The rally was meant to send a message to lawmakers that it’s time to clear the road blocks that are preventing ride sharing services from operating in the state, specifically a rule about providing commercial level insurance. “We need that law to change so that we can provide very very extensive coverage but there’s a pretty minute detail in the law that does not allow us to do that currently,” explained Diana Dellamere, public policy manager for Lyft.
Lyft is currently only available in New York City in this state, and only as part of an agreement between the state and the company that it would only use commercial drivers, for whom there are the same issues preventing the company from providing insurance.
Lyft was only operating in Buffalo for a few months last year before having to agree to suspend the service until it could meet the state and local rules for “for hire” drivers and vehicles.
With just the touch of a button, app users could order a ride from another community member who had signed on to drive in their personal vehicle.
Between April and August of 2014, Lyft averaged 2500 rides a week in Buffalo, with around 500 drivers signed up.
“I was kind of looking for a way to save up for school and Lyft allowed me to do that in between taking care of my kids, working, and my other obligations that I have,” said Chad Snowden, a veteran who signed up to drive for Lyft when the service was launched here in April, 2014.

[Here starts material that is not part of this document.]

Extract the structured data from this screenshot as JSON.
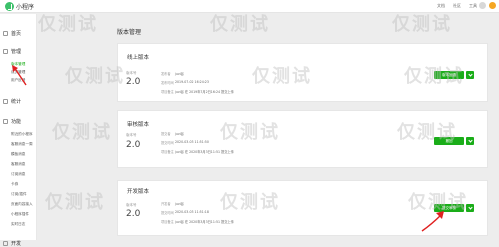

Snowden said he was at the rally on Friday to push for support for changes to the laws for “for hire” drivers and to dispel myths about ridesharing services. “I think the biggest misconception about Lyft is the fact that it’s a disruption to taxicab services. One of the great things is that Lyft is another option,”
If the Lyft supporters who gathered this week are successful in getting the law changed, that would open door for other ride sharing services, like Uber to open up shop in New York State, too, as long as those drivers can meet other requirements that cover things like criminal background and DMV checks that are included in the proposed law. The bill has already been introduced in the Senate and Assembly.